Mevrouw Chakor (GroenLinks-PvdA):
Ik heb nog één verduidelijkende vraag. Het is fijn dat we een overzicht met planningen tegemoet kunnen zien. Mijn vraag is: wanneer kunnen we dit tegemoetzien?
Staatssecretaris Van Huffelen:
Volgens mij gaf ik daar al antwoord op. Ik wil dat gewoon in één keer doen, dus met de reactie op de invoeringstoets. Ik wil gewoon in één keer zorgen dat die planning er komt, want dan kunnen we ook helder maken welke stappen we zetten.
Mevrouw Chakor (GroenLinks-PvdA):
Dat begrijp ik. Heel mooi dat u er één mandje van maakt, maar even over de tijd. We zitten nu in Q1. Heeft u het over begin Q2?
Staatssecretaris Van Huffelen:
In Q2. Niet begin Q2, maar in Q2. We zullen u niet langer laten wachten dan nodig is.
Mevrouw Chakor (GroenLinks-PvdA):
Dank.
De voorzitter:
De oud-wethouder heeft ervaring met onderhandelen.

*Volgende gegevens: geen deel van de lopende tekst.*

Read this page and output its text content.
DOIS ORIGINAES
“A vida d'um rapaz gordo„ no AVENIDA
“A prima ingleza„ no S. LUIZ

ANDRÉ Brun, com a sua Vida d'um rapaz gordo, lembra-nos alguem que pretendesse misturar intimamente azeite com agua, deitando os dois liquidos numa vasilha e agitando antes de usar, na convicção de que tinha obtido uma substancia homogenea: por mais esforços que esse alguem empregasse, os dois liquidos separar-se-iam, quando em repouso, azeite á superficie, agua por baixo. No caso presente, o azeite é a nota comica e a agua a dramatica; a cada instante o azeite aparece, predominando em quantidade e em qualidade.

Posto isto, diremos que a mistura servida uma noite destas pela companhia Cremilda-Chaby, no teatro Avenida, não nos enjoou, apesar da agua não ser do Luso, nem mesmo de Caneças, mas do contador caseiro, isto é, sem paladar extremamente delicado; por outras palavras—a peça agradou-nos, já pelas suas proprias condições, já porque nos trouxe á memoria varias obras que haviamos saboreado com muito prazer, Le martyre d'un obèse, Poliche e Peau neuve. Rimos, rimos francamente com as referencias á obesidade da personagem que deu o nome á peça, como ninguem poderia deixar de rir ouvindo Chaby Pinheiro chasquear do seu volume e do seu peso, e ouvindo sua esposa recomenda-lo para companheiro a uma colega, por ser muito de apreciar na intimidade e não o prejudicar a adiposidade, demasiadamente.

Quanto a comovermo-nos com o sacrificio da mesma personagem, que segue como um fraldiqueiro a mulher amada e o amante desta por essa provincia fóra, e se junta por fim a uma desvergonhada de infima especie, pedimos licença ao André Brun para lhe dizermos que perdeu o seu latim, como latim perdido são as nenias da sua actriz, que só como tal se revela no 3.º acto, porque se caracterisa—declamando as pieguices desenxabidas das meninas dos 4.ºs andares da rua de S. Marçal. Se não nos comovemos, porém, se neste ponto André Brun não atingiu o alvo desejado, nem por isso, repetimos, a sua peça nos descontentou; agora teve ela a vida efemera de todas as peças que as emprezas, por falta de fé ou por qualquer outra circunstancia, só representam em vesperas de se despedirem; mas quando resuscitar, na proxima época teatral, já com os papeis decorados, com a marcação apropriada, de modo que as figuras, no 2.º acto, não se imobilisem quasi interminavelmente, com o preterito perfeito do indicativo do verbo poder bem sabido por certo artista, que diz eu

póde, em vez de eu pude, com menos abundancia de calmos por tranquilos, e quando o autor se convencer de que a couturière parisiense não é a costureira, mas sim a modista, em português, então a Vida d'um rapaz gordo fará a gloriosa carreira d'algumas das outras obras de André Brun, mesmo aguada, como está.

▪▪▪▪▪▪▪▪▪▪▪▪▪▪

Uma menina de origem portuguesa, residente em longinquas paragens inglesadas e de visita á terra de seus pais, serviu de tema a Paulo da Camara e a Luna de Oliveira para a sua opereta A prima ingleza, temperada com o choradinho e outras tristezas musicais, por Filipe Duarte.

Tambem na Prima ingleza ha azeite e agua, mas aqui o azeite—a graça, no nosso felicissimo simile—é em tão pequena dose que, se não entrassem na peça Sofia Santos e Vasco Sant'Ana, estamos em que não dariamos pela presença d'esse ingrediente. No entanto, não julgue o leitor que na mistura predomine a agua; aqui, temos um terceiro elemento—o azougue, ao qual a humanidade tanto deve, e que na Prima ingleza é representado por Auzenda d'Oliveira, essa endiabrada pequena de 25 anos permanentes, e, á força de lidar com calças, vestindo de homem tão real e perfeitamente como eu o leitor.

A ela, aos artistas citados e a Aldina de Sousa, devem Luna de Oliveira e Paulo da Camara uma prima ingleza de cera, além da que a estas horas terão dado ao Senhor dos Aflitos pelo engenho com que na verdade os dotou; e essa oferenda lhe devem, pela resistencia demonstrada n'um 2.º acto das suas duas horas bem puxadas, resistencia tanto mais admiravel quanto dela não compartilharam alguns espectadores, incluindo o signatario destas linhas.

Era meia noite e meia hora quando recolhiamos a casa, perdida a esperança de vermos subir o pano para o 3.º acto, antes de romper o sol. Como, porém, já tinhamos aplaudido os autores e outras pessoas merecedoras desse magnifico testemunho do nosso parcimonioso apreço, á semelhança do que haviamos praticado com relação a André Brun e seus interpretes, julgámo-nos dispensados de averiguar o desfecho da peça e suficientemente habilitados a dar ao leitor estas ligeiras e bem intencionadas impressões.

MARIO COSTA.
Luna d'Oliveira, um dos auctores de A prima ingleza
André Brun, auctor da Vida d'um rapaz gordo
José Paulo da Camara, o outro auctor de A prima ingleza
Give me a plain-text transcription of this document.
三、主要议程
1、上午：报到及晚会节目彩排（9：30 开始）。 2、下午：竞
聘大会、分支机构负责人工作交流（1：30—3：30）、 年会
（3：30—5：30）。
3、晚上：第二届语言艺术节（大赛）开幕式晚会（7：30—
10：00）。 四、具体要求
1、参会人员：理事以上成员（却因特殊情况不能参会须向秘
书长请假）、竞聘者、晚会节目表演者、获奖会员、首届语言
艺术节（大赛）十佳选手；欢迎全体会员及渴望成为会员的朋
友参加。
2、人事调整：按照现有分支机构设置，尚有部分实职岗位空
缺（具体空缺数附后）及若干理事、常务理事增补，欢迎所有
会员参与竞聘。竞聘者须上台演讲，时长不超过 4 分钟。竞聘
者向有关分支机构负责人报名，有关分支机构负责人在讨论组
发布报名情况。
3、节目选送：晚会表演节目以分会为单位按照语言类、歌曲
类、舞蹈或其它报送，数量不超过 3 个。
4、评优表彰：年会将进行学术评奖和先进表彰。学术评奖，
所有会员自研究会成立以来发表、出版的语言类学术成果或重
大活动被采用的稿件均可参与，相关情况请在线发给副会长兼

Heel goed.
Staatssecretaris Van Huffelen:
Ik ben ook oud-wethouder.
De voorzitter:
Kijk aan. Ik niet, maar de heer Meulenkamp wel — bijna tien jaar, hebben we gehoord in de eerste termijn.
Ik kijk nog even rond. Volgens mij zijn er geen andere vragen. Dan rest mij de toezeggingen voor te lezen. Ik begin met de laatste.
- De Kamer ontvangt in Q2 2024 een brief met reactie op de invoeringstoets, de adviezen van het ACOI, de regeringscommissaris, en de oproep van journalisten. In de brief wordt tevens ingegaan op de mogelijke rol en bevoegdheden van een nationaal coördinator, of welke naam deze functionaris ook krijgt, de Groninger aanpak, en een stappenplan van wat op welke termijn kan worden verbeterd en welke bevoegdheden eventueel veranderd zouden moeten worden. Dat wordt dus wat concreter et cetera.
- Ten tweede. De Kamer ontvangt voor de zomer een brief over wanneer welke categorieën openbaar worden gemaakt. Dat wordt in hetzelfde pakket gevoegd.
- De Kamer ontvangt voor de zomer een reactie op het onderzoek van professor Braun inzake de verbetering van de openbaarmaking van agenda's van bewindspersonen. Dat is een toezegging die, denk ik, door de minister gestand zal worden gedaan.
Heb ik iets gemist waarvan u zegt: dat moet wel echt genoteerd worden? Dat is niet het geval.
Er is een tweeminutendebat aangevraagd. Dat zal worden ingepland. De rest zullen we in de procedurevergadering bespreken. Ik dank de staatssecretaris hartelijk voor haar beantwoording en de ondersteuning voor het mogelijk maken van die beantwoording. Ik dank de collega's voor een vlot en constructief debat. Dank aan alle aanwezigen voor uw belangstelling.